Another area to watch is cross-model alignment. States participating in other CMMI initiatives may seek to layer ELEVATE on top of existing transformation efforts. Civitas is positioned to help reduce duplicative reporting requirements and encourage harmonized data strategies rather than fragmented ones.  

Finally, ELEVATE may draw stronger Medicaid agency engagement in shared infrastructure conversations. If states are accountable for longitudinal outcomes, they may need to rely more heavily on entities that already manage cross-sector exchange. 

Challenges and Risks 

ELEVATE’s structure creates opportunity, but several variables could affect how smoothly it unfolds. Much of the operational detail is still forthcoming, and the prevention and multi-payer structure will play out differently across states. A few areas to watch closely: 

  • Measurement methodology. CMS has not fully detailed how prevention gains will be defined or benchmarked. If outcome thresholds are aggressive — or risk adjustment does not adequately account for patient complexity — certain regions, particularly rural or high-burden communities, could face disadvantages. 
  • Attribution mechanics. Cross-program accountability depends on clear beneficiary attribution rules. Medicare Advantage penetration and Medicaid managed care variability could complicate alignment if methodologies are not transparent and consistent. 
  • Commercial payer participation. Multi-payer alignment is conceptually appealing, but commercial engagement is not guaranteed. Uneven participation could create parallel reporting structures rather than true alignment. 
  • Infrastructure unevenness. States with mature HIE, HDU, or APCD ecosystems may be able to operationalize ELEVATE more quickly. In other regions, gaps in exchange capacity, identity matching, or data completeness may slow implementation. 
  • Governance and consent variability. Differences in state privacy laws, consent requirements, and data-sharing authorities across Medicare and Medicaid programs may introduce friction if not addressed early.  

None of these challenges are new to Civitas members. ELEVATE ties performance and funding more directly to measurable outcomes, which may make these long-standing issues more visible and more consequential during implementation. 

Considerations for Engagement 

ELEVATE’s prevention focus and multi-year structure align with Civitas’s broader emphasis on sustained accountability and durable data governance. Unlike short-term pilots, the model tests whether longitudinal measurement and cross-program alignment can impact Medicare spending over time. That framing intersects directly with the infrastructure and governance questions Civitas members navigate every day. 

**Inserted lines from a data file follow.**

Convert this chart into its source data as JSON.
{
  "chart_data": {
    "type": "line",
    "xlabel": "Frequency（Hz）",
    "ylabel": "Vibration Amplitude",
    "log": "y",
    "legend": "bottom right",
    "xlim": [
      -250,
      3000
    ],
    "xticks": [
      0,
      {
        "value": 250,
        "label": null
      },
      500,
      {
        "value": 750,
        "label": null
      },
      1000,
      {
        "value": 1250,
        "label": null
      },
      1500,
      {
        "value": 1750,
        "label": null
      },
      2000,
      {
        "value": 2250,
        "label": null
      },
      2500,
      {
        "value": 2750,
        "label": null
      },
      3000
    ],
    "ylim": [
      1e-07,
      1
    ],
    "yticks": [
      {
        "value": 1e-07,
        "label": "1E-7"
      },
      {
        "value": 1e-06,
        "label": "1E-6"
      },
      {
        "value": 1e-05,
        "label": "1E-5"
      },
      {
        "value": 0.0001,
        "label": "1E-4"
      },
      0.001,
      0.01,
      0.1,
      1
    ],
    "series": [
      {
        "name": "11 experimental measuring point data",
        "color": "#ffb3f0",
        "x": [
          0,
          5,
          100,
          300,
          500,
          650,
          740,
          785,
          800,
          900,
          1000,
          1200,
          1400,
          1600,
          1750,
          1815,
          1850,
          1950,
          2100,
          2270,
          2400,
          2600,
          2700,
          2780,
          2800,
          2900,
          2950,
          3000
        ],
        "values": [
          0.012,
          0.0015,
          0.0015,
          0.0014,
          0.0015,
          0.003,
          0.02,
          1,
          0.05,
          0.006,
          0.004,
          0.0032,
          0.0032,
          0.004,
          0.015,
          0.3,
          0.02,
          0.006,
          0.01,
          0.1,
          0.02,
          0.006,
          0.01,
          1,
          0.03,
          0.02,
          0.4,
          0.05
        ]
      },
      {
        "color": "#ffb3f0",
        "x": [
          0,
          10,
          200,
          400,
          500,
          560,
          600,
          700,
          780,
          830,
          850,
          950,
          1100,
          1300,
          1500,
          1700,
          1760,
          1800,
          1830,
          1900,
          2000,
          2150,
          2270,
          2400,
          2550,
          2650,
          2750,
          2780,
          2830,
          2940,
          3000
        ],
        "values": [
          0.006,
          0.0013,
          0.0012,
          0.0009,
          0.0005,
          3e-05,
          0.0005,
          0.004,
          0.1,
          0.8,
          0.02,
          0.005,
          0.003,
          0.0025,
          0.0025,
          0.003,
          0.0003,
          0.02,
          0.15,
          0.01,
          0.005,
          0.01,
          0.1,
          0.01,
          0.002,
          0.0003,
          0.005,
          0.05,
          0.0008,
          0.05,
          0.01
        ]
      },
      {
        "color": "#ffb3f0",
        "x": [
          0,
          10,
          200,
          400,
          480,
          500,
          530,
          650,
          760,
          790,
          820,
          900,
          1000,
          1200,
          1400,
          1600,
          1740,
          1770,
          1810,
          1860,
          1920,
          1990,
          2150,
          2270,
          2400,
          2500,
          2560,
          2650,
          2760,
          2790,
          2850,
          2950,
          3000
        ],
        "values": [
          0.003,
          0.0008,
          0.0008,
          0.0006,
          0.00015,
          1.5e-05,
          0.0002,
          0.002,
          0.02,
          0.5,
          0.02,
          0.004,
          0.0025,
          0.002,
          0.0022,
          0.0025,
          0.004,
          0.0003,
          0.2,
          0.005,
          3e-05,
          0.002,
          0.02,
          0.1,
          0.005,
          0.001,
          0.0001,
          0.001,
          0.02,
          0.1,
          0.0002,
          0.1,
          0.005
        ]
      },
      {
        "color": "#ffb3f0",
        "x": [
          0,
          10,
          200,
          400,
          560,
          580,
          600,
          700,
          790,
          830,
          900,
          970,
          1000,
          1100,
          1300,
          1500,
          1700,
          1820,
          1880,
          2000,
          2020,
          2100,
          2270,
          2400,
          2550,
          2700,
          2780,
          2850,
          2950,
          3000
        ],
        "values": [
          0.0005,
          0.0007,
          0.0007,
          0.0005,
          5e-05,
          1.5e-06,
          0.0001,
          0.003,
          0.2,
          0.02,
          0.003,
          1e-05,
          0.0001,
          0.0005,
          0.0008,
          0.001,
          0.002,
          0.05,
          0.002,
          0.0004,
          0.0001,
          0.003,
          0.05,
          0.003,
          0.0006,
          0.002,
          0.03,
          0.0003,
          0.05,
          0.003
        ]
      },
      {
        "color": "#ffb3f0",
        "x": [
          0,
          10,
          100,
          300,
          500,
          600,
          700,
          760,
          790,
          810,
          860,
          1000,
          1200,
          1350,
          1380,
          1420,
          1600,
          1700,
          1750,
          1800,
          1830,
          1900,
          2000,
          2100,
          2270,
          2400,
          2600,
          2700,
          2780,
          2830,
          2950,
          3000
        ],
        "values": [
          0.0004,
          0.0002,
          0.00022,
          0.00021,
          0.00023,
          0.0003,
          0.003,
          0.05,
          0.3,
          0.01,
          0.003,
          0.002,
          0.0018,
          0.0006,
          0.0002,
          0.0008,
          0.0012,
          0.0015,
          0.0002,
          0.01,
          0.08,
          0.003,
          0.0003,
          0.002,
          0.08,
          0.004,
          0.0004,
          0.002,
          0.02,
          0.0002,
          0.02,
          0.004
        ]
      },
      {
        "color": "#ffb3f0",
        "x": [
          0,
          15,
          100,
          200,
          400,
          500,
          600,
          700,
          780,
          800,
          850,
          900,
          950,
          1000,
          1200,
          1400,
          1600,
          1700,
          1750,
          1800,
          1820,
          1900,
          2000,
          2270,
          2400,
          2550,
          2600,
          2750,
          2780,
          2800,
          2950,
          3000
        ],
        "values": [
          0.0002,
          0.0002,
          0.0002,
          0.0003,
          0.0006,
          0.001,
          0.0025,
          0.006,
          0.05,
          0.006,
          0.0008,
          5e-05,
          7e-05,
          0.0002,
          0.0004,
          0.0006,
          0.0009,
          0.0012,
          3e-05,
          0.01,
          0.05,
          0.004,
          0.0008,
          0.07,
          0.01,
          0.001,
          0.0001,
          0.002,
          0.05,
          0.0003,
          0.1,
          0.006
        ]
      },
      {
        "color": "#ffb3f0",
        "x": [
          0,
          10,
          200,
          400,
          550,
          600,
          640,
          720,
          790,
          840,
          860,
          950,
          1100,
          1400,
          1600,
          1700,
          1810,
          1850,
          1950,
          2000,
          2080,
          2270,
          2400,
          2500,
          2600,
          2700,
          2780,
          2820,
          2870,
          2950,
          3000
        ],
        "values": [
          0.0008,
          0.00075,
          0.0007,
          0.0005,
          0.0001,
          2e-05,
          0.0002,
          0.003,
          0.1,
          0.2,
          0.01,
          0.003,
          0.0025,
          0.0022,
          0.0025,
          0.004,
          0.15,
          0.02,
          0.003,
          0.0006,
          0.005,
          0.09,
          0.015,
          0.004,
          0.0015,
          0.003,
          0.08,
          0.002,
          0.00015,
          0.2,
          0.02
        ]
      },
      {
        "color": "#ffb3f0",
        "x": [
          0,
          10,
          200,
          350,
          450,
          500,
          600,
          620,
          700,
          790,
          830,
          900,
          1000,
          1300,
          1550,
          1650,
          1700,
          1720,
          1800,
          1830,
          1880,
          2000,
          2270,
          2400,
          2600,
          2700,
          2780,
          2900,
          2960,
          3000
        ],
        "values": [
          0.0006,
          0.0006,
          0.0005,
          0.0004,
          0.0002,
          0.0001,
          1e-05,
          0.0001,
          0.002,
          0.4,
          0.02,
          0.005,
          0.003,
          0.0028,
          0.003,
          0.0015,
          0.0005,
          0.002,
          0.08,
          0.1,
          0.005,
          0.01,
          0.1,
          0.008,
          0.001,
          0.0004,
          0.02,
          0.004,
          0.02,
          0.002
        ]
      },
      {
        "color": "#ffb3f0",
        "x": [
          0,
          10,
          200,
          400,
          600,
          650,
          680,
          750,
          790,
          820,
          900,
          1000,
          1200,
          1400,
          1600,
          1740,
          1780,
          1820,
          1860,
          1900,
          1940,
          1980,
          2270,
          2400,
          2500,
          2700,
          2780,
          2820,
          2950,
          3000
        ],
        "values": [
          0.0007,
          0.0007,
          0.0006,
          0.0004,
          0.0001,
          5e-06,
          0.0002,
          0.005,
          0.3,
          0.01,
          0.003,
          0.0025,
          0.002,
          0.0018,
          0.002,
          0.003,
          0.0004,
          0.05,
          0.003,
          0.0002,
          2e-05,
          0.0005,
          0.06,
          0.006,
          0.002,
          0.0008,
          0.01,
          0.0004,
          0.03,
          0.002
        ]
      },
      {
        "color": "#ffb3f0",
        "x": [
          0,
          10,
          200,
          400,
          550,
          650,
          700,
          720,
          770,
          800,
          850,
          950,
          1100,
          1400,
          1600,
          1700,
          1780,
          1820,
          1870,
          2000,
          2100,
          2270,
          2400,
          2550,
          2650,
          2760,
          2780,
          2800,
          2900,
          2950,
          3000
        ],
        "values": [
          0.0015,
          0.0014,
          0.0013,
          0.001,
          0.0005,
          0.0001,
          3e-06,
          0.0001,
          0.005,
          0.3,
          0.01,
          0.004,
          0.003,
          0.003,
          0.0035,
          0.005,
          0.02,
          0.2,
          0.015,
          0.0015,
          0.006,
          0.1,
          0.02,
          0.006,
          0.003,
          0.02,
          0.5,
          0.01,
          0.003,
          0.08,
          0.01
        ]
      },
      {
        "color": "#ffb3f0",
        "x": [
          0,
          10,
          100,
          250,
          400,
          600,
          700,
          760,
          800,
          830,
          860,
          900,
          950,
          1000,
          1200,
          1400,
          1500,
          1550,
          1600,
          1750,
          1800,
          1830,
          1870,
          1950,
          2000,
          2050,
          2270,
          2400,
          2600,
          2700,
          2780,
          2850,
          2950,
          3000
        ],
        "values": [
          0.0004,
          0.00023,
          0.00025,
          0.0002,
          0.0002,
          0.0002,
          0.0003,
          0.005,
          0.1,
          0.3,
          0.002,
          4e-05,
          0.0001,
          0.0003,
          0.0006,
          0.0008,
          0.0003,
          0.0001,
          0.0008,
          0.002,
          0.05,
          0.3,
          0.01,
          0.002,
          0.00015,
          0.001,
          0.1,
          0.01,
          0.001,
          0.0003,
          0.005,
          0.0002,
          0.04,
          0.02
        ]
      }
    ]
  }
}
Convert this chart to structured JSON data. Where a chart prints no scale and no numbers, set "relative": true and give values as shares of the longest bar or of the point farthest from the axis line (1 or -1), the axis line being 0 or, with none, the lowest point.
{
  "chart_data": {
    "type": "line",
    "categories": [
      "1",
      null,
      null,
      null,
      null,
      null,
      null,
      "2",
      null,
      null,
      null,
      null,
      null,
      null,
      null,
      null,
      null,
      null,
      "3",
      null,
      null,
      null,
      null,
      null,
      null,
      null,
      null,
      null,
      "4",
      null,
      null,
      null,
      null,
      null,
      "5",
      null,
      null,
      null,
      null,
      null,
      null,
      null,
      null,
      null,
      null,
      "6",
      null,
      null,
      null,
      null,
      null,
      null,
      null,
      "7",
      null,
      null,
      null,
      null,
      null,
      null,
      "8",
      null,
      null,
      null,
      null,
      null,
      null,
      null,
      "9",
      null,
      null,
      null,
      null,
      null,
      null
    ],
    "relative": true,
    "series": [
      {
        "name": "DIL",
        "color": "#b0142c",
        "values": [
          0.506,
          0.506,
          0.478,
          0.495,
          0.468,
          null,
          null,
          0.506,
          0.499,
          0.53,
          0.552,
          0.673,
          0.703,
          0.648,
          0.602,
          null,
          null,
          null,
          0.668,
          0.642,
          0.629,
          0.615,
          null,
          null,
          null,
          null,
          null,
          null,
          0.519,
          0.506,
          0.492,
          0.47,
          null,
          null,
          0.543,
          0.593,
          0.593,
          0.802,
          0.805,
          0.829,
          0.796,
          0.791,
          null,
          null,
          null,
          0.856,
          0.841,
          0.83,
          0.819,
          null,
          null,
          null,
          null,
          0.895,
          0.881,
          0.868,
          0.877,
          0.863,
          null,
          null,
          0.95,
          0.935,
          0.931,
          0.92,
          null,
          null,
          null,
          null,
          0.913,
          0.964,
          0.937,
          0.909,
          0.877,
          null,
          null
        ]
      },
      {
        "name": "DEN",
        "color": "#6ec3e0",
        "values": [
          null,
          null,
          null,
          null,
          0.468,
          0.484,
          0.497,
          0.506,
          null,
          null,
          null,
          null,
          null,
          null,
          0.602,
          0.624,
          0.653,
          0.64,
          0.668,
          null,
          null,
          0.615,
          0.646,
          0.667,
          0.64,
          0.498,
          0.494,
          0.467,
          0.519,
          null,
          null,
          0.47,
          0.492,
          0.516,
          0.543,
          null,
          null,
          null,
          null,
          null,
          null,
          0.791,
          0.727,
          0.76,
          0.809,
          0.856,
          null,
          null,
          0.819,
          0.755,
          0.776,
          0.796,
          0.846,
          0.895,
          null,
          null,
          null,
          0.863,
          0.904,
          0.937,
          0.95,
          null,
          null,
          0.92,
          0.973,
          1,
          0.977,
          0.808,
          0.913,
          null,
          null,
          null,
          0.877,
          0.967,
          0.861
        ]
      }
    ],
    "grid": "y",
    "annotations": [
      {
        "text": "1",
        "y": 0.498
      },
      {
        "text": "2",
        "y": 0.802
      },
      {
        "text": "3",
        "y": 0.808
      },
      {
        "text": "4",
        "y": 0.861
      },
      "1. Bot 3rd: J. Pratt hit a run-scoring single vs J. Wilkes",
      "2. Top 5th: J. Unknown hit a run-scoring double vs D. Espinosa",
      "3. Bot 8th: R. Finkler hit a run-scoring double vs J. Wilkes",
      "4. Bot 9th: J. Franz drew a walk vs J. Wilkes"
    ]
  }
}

As the model develops, Civitas will support members and partners by: 

  • monitoring the NOFO and subsequent guidance for attribution, measurement, and reporting requirements; 
  • identifying where existing member infrastructure aligns with ELEVATE’s prevention and accountability goals; 
  • convening targeted discussions on cross-program data alignment, particularly where Medicare and Medicaid measurement intersect; 
  • engaging CMS on practical considerations around data validation, risk adjustment, and governance assumptions embedded in the model; 
  • and tracking how ELEVATE interacts with state Medicaid transformation efforts. 

ELEVATE will evolve as CMS releases additional detail. Early engagement will help ensure that infrastructure realities are part of that conversation rather than an afterthought.